Notre caissier sans caisse, ma chère amie , me mande qu'il est persécuté par le c.en [citoyen] Feronssat pour payer les contributions échues pour le pont ; je n'ai pas ici les papiers qui me seront nécessaires pour adresser au préfet une pétition sur cet objet ; je ne pourrai pas non plus faire valoir nos moyens auprès des conseillers de préfecture si l'affaire se décide en mon absence, et tu sais que mes coassociés comptant absolument sur l'intérêt que j'ai malheureusement dans cette affaire, ne feront à cet égard aucune démarche.

Au reste comme je ne pourrai respecter ce que renferment nos premières pétitions ; que le préfet connaît parfaitement notre situation et est convaincu de la justice de venir à notre secours, je te prie aussitôt ma lettre reçue d'aller le voir et de lui remettre la lettre ci-jointe que je lui adresse avec la note qui y est incluse, et je ne doute pas qu'il ne fasse cesser les poursuites du c.en Feronssat jusqu'à ce que l'on ait fait droit sur nos demandes, parce que cela est de toute justice.

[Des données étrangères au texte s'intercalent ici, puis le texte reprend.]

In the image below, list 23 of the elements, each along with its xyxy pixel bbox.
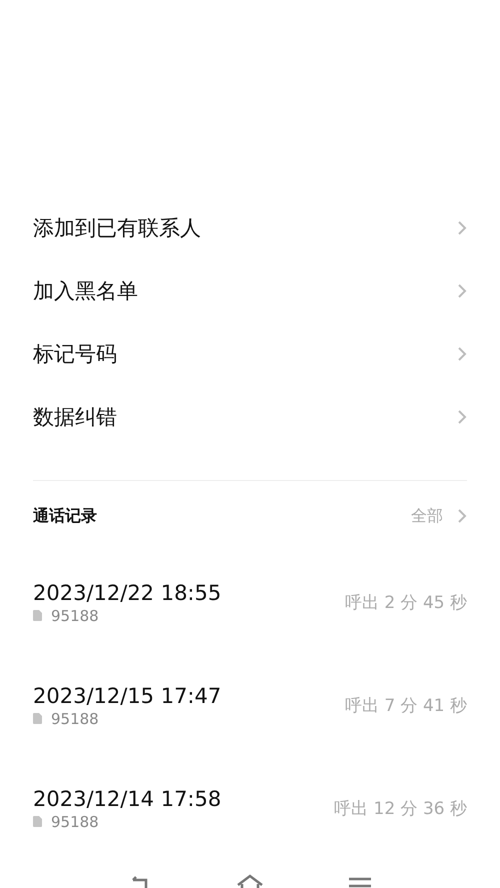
sim-card-icon xyxy=(33,816,42,827)
menu-item[interactable]: 标记号码 xyxy=(33,322,467,385)
sim-card-icon xyxy=(33,713,42,724)
chevron-icon xyxy=(457,282,467,298)
sim-card-icon xyxy=(33,610,42,621)
call-datetime: 2023/12/14 17:58 xyxy=(33,786,222,810)
call-datetime: 2023/12/15 17:47 xyxy=(33,684,222,708)
call-datetime: 2023/12/22 18:55 xyxy=(33,580,222,604)
call-duration: 呼出 7 分 41 秒 xyxy=(344,695,467,717)
phone-number: 95188 xyxy=(51,606,99,624)
home-icon[interactable] xyxy=(235,874,265,888)
phone-number: 95188 xyxy=(51,812,99,830)
call-duration: 呼出 12 分 36 秒 xyxy=(334,798,467,820)
chevron-icon xyxy=(457,346,467,362)
phone-number: 95188 xyxy=(51,710,99,728)
menu-item[interactable]: 数据纠错 xyxy=(33,385,467,448)
chevron-icon xyxy=(457,408,467,424)
chevron-icon xyxy=(457,508,467,524)
chevron-icon xyxy=(457,220,467,236)
menu-item[interactable]: 加入黑名单 xyxy=(33,259,467,322)
call-duration: 呼出 2 分 45 秒 xyxy=(344,592,467,614)
section-title: 通话记录 xyxy=(33,506,97,526)
menu-item[interactable]: 添加到已有联系人 xyxy=(33,196,467,259)
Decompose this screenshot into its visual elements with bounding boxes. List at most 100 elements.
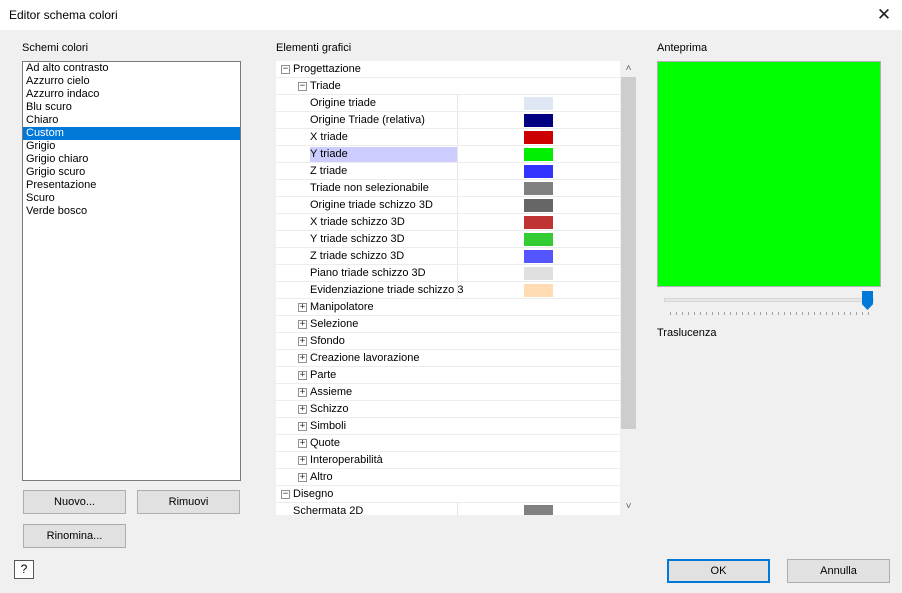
- elements-tree[interactable]: − Progettazione − Triade Origine triade Origi…: [276, 61, 637, 515]
- expand-icon[interactable]: +: [298, 337, 307, 346]
- tree-row-label: Origine Triade (relativa): [310, 114, 425, 126]
- tree-row-label: Schizzo: [310, 403, 349, 415]
- tree-row-label: Interoperabilità: [310, 454, 383, 466]
- scheme-item[interactable]: Grigio chiaro: [23, 153, 240, 166]
- color-swatch[interactable]: [524, 250, 553, 263]
- color-swatch[interactable]: [524, 267, 553, 280]
- scroll-thumb[interactable]: [621, 77, 636, 429]
- scheme-item[interactable]: Presentazione: [23, 179, 240, 192]
- color-swatch[interactable]: [524, 216, 553, 229]
- preview-swatch: [657, 61, 881, 287]
- tree-row[interactable]: + Selezione: [276, 316, 620, 333]
- tree-row[interactable]: X triade: [276, 129, 620, 146]
- color-swatch[interactable]: [524, 114, 553, 127]
- tree-row[interactable]: Piano triade schizzo 3D: [276, 265, 620, 282]
- tree-row[interactable]: + Parte: [276, 367, 620, 384]
- tree-row[interactable]: − Disegno: [276, 486, 620, 503]
- tree-row[interactable]: + Interoperabilità: [276, 452, 620, 469]
- tree-row[interactable]: + Sfondo: [276, 333, 620, 350]
- scroll-down-icon[interactable]: ˅: [620, 499, 637, 515]
- title-bar: Editor schema colori ✕: [0, 0, 902, 30]
- scheme-item[interactable]: Grigio scuro: [23, 166, 240, 179]
- tree-row-label: Origine triade schizzo 3D: [310, 199, 433, 211]
- scheme-item[interactable]: Custom: [23, 127, 240, 140]
- column-separator: [457, 112, 458, 128]
- ok-button[interactable]: OK: [667, 559, 770, 583]
- column-separator: [457, 503, 458, 515]
- tree-row[interactable]: X triade schizzo 3D: [276, 214, 620, 231]
- column-separator: [457, 180, 458, 196]
- translucency-slider-track[interactable]: [664, 298, 874, 302]
- expand-icon[interactable]: +: [298, 388, 307, 397]
- collapse-icon[interactable]: −: [298, 82, 307, 91]
- schemes-listbox[interactable]: Ad alto contrasto Azzurro cielo Azzurro in…: [22, 61, 241, 481]
- tree-row[interactable]: Schermata 2D: [276, 503, 620, 515]
- scroll-up-icon[interactable]: ˄: [620, 61, 637, 77]
- color-swatch[interactable]: [524, 182, 553, 195]
- tree-row[interactable]: Origine Triade (relativa): [276, 112, 620, 129]
- expand-icon[interactable]: +: [298, 354, 307, 363]
- expand-icon[interactable]: +: [298, 405, 307, 414]
- expand-icon[interactable]: +: [298, 473, 307, 482]
- cancel-button[interactable]: Annulla: [787, 559, 890, 583]
- scheme-item[interactable]: Chiaro: [23, 114, 240, 127]
- collapse-icon[interactable]: −: [281, 65, 290, 74]
- scheme-item[interactable]: Blu scuro: [23, 101, 240, 114]
- collapse-icon[interactable]: −: [281, 490, 290, 499]
- tree-row[interactable]: Triade non selezionabile: [276, 180, 620, 197]
- color-swatch[interactable]: [524, 165, 553, 178]
- tree-row[interactable]: + Creazione lavorazione: [276, 350, 620, 367]
- schemes-label: Schemi colori: [22, 42, 89, 54]
- tree-scrollbar[interactable]: ˄ ˅: [620, 61, 637, 515]
- scheme-item[interactable]: Ad alto contrasto: [23, 62, 240, 75]
- rename-button[interactable]: Rinomina...: [23, 524, 126, 548]
- tree-row[interactable]: + Quote: [276, 435, 620, 452]
- scheme-item[interactable]: Grigio: [23, 140, 240, 153]
- expand-icon[interactable]: +: [298, 456, 307, 465]
- tree-row[interactable]: − Triade: [276, 78, 620, 95]
- tree-row[interactable]: Z triade: [276, 163, 620, 180]
- color-swatch[interactable]: [524, 148, 553, 161]
- tree-row[interactable]: Y triade schizzo 3D: [276, 231, 620, 248]
- tree-row[interactable]: Y triade: [276, 146, 620, 163]
- translucency-slider-thumb[interactable]: [862, 291, 873, 310]
- tree-row[interactable]: + Schizzo: [276, 401, 620, 418]
- column-separator: [457, 129, 458, 145]
- expand-icon[interactable]: +: [298, 422, 307, 431]
- color-swatch[interactable]: [524, 131, 553, 144]
- tree-row[interactable]: + Altro: [276, 469, 620, 486]
- expand-icon[interactable]: +: [298, 371, 307, 380]
- scheme-item[interactable]: Scuro: [23, 192, 240, 205]
- scheme-item[interactable]: Azzurro cielo: [23, 75, 240, 88]
- help-icon[interactable]: ?: [14, 560, 34, 579]
- close-icon[interactable]: ✕: [874, 5, 894, 25]
- scheme-item[interactable]: Azzurro indaco: [23, 88, 240, 101]
- tree-row-label: Progettazione: [293, 63, 361, 75]
- tree-row[interactable]: − Progettazione: [276, 61, 620, 78]
- expand-icon[interactable]: +: [298, 320, 307, 329]
- scheme-item[interactable]: Verde bosco: [23, 205, 240, 218]
- tree-row-label: Altro: [310, 471, 333, 483]
- tree-row[interactable]: + Manipolatore: [276, 299, 620, 316]
- color-swatch[interactable]: [524, 505, 553, 515]
- tree-row[interactable]: + Assieme: [276, 384, 620, 401]
- tree-row[interactable]: Evidenziazione triade schizzo 3: [276, 282, 620, 299]
- slider-ticks: [670, 312, 870, 315]
- tree-row-label: Triade non selezionabile: [310, 182, 429, 194]
- tree-row[interactable]: Origine triade schizzo 3D: [276, 197, 620, 214]
- color-swatch[interactable]: [524, 233, 553, 246]
- new-button[interactable]: Nuovo...: [23, 490, 126, 514]
- elements-label: Elementi grafici: [276, 42, 352, 54]
- expand-icon[interactable]: +: [298, 439, 307, 448]
- color-swatch[interactable]: [524, 97, 553, 110]
- column-separator: [457, 95, 458, 111]
- tree-row-label: Selezione: [310, 318, 359, 330]
- tree-row[interactable]: Z triade schizzo 3D: [276, 248, 620, 265]
- color-swatch[interactable]: [524, 199, 553, 212]
- tree-row-label: Manipolatore: [310, 301, 374, 313]
- color-swatch[interactable]: [524, 284, 553, 297]
- remove-button[interactable]: Rimuovi: [137, 490, 240, 514]
- expand-icon[interactable]: +: [298, 303, 307, 312]
- tree-row[interactable]: + Simboli: [276, 418, 620, 435]
- tree-row[interactable]: Origine triade: [276, 95, 620, 112]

J'ai écrit à M. de Verninac aussitôt que j'ai été instruit par le ministre de ma nomination, pour le remercier d'avoir pensé à moi, renouvelle-lui je te prie tous mes remerciements et fais-lui part de la situation où je me trouve dans l'affaire qui m'a conduit à Paris, en le priant de ne pas en parler puisque tu sais que mes amis mêmes verraient peut-être avec quelque peine que justice entière nous fût rendue, par la crainte d'un bien modique accroissement de contribution sur leurs immeubles ; quant au préfet , je suis bien sûr que, comme plusieurs conseillers d'État, ce ne sera pas de petites considérations de ce genre qui l'empêcheront de voter en notre faveur si nos réclamations lui paraissent fondées.

Tu sais ma chère amie , que je ne venais à Paris que dans l'intention de solliciter l'exemption pendant vingt ans, que le préfet avait bien voulu demander pour nous, mais que la construction prochaine des ponts de Paris a mis dans le cas les conseillers d'État de la section de l'Intérieur de ne pas vouloir que je demandasse une exemption, qui établissait que la contribution foncière devait peser sur le péage des ponts ; qu'en conséquence j'ai été obligé de changer l'objet de ma demande et de savoir si le produit d'un péage qui n'est que le remboursement des sommes avancées pour construire et entretenir un pont qui après un temps déterminé est à la nation, peut être taxé à une contribution foncière. Fais faire une copie du mémoire que j'ai remis au ministre de l'intérieur et que j'ai envoyé il y a quelques jours à nos coassociés et laisse le à M. de Verminac en le priant de le lire, indépendamment qu'il m'importe qu'il en ait connaissance. Pour répondre aux ministres, je serai bien aise qu'il te dît ce qu'il pense de cette affaire car tu as vu pour mes différentes lettres que quoique cela soit bien conforme à ce que j'ai toujours demandé, je n'aurais cependant pas changé de marche si j'en avait été le maître.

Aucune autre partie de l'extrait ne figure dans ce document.